David Moyes says Jordan Pickford has been a better player than Dele Alli this season. This set me wondering about marginal productivity theory.
To see my point, think about how we’d test Moyes’ claim. We could look at what the two teams did in games which Alli and Pickford missed. But there are too few of these to draw robust inferences, and doing so would be impossible for a player who hadn’t missed any games*. Instead, we could compare how Sunderland would have done if Pickford were replaced with a next-best alternative to how S***s would have done with a next-best replacement for Alli. In effect, we’re asking: what are their marginal products?
I suspect that Pickford’s marginal product consists in converting heavy defeats into narrower ones: this still leaves Sunderland relegated, only with a lesser goal difference. Alli, by contrast, has converted draws or losses into wins. That’s a bigger difference.
This, I think, highlights three problems with marginal productivity analysis.
The first is that marginal product is the result of a hypothetical question. For example, in considering my own marginal product, I ask: how would the IC do without me? That’s a hypothetical to which we cannot give a precise answer. This is true of much of neoclassical economics. As Noah says:
Demand curves aren't actually directly observable. They're hypotheticals - "If the price were X, how much would you buy?"
In this, he’s echoing Sraffa:
The marginal approach requires attention to be focused on change, for without change either in the scale of an industry or in the ‘proportions of the factors of production’ there can be neither marginal product nor marginal cost. In a system in which, day after day, production continued unchanged in those respects, the marginal product of a factor (or alternatively the marginal cost of a product) would not merely be hard to find - it just would not be there to be found. (Production of Commodities by Means of Commodities, pv)
Secondly, in football there’s a high ratio of noise to signal: performances are due in part to luck. This is true not just in football. Consider two men of equal ability who become CFOs of start-ups. One start-up becomes massive, the other struggles. The man who joined the former will be many times richer than the latter. But that’s more to do with fortune than with human capital or marginal product: firms don’t usually grow big because they've got a slightly better CFO than the firm down the road. Anyone who’s mind isn’t befuddled by Randian nonsense will know that our lives and incomes are the product of luck. But we know that people are terrible at distinguishing luck from skill – in part because they suffer from the outcome bias.

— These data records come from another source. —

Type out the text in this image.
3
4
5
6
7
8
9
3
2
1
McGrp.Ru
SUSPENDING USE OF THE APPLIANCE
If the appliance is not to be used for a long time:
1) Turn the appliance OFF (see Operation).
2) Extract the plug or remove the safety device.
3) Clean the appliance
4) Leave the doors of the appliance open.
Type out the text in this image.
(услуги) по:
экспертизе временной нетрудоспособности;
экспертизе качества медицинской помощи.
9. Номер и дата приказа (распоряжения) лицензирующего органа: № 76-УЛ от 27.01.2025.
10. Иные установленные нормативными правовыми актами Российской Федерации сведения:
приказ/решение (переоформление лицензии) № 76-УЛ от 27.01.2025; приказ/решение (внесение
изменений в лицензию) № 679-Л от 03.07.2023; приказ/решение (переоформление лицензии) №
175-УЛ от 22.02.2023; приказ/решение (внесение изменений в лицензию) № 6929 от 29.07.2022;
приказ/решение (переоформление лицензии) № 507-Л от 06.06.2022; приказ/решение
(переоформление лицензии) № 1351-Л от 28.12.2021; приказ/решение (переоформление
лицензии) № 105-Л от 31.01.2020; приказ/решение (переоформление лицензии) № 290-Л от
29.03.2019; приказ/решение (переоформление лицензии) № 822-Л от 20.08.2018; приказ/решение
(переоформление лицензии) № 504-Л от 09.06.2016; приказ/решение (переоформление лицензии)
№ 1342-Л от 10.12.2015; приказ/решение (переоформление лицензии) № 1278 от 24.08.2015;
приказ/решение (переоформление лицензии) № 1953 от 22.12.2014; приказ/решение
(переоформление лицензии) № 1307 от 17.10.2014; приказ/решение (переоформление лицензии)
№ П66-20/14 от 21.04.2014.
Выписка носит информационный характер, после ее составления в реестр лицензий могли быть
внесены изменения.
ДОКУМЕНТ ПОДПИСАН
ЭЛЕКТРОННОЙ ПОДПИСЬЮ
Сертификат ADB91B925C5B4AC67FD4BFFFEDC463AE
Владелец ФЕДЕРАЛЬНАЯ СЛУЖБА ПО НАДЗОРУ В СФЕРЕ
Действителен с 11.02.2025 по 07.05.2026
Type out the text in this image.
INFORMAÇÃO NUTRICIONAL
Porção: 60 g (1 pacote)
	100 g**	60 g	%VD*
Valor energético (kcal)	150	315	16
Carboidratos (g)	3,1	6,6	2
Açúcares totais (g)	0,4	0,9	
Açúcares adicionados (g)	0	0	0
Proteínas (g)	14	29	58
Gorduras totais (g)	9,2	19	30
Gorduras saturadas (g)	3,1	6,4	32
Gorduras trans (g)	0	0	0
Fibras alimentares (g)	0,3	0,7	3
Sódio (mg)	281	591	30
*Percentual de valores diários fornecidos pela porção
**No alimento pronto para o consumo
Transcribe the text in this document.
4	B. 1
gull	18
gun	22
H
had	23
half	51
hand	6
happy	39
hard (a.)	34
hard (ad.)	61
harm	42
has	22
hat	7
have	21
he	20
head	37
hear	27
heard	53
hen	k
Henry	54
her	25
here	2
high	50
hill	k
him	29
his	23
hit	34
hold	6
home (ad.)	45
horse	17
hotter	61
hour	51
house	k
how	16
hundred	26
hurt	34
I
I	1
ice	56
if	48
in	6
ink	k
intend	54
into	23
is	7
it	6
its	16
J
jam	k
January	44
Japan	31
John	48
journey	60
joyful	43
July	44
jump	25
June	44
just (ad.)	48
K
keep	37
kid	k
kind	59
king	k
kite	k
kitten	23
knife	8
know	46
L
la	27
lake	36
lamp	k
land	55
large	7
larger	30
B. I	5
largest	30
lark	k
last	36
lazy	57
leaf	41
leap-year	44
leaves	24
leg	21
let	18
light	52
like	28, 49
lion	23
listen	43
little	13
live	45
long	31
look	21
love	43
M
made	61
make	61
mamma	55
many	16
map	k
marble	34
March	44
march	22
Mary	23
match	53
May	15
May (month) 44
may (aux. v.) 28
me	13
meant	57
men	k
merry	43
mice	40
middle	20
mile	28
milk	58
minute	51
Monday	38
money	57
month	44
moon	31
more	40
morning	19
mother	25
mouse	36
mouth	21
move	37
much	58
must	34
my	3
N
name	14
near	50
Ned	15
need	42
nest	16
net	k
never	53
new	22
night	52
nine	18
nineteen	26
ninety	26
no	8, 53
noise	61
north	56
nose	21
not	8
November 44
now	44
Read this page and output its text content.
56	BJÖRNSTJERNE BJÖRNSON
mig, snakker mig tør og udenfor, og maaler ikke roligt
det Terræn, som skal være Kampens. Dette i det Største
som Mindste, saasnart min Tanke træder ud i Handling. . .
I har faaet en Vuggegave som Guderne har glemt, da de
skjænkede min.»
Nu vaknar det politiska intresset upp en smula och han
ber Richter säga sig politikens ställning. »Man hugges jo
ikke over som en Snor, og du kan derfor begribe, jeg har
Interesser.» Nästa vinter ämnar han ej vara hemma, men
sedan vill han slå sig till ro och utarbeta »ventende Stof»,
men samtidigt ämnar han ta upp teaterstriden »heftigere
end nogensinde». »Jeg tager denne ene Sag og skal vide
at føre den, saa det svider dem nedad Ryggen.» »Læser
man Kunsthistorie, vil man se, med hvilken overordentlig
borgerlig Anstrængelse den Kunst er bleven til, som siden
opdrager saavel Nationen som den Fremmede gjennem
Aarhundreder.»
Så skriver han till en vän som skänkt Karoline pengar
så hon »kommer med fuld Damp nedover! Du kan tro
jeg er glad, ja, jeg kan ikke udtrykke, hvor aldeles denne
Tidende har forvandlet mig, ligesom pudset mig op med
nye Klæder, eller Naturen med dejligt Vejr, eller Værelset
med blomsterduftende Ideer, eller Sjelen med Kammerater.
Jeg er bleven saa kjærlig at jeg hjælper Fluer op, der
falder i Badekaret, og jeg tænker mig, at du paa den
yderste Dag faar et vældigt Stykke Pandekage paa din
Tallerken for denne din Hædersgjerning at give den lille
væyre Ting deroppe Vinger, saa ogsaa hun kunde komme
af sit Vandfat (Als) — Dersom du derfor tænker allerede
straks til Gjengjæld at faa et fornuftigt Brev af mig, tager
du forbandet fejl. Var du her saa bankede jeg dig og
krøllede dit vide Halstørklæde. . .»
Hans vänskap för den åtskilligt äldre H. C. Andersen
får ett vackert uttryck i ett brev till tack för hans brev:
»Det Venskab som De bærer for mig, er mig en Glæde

Thirdly, imagine a top goalkeeper were playing for a better side than Sunderland. His performances would then make a difference to his team’s points: a couple of great saves per game would convert losses to draws or wins, rather than 4-0 defeats into 2-0 ones. His marginal product would be higher.
This tells us that, in teams, an individual’s marginal product is beyond his control: if Pickford had better colleagues, his marginal product would be higher. A similar problem arises in many large firms. As the late Herbert Scarf wrote:
If economists are to study economies of scale, and the division of labor in the large firm, the first step is to take our trusty derivatives, pack them up carefully in mothballs and put them away respectfully; they have served us well for many a year. But derivatives are prices, and in the presence of indivisibilities in production, prices simply don't do the jobs that they were meant to do. They do not detect optimality; they aren't useful in comparative statics; and they tell us very little about the organized complexity of the large firm.
For me, flaws such as these mean that marginal product theory doesn’t make much sense as an explanation of wage levels. We should abandon it as a mental model in favour of bargaining (pdf) models. In these, matches between workers and jobs lead to surpluses, and the surplus is divided according to the balance of power.
In such models, human capital raises wages insofar as it generates surplus and gives its holders outside options which enhance their bargaining power. But human capital and “marginal product” aren’t the whole story. All the things that affect bargaining power, such as technology and unions, also matter. Such models are consistent with the theory that inequality is due to the rise of superstar firms (pdf). They’re also consistent with the fact that minimum wages don’t destroy many jobs. And they help explain rising CEO pay better than marginal product theory.
What I’m appealing for here is for economists to abandon unscientific just-so stories and to think instead about the real world. In this world, wages are determined not by unobservable entities such as marginal product but by – among other things – power (pdf).
* S***s did well during Harry Kane’s injury. Few would say this is evidence that Kane is a poor player, and not should they.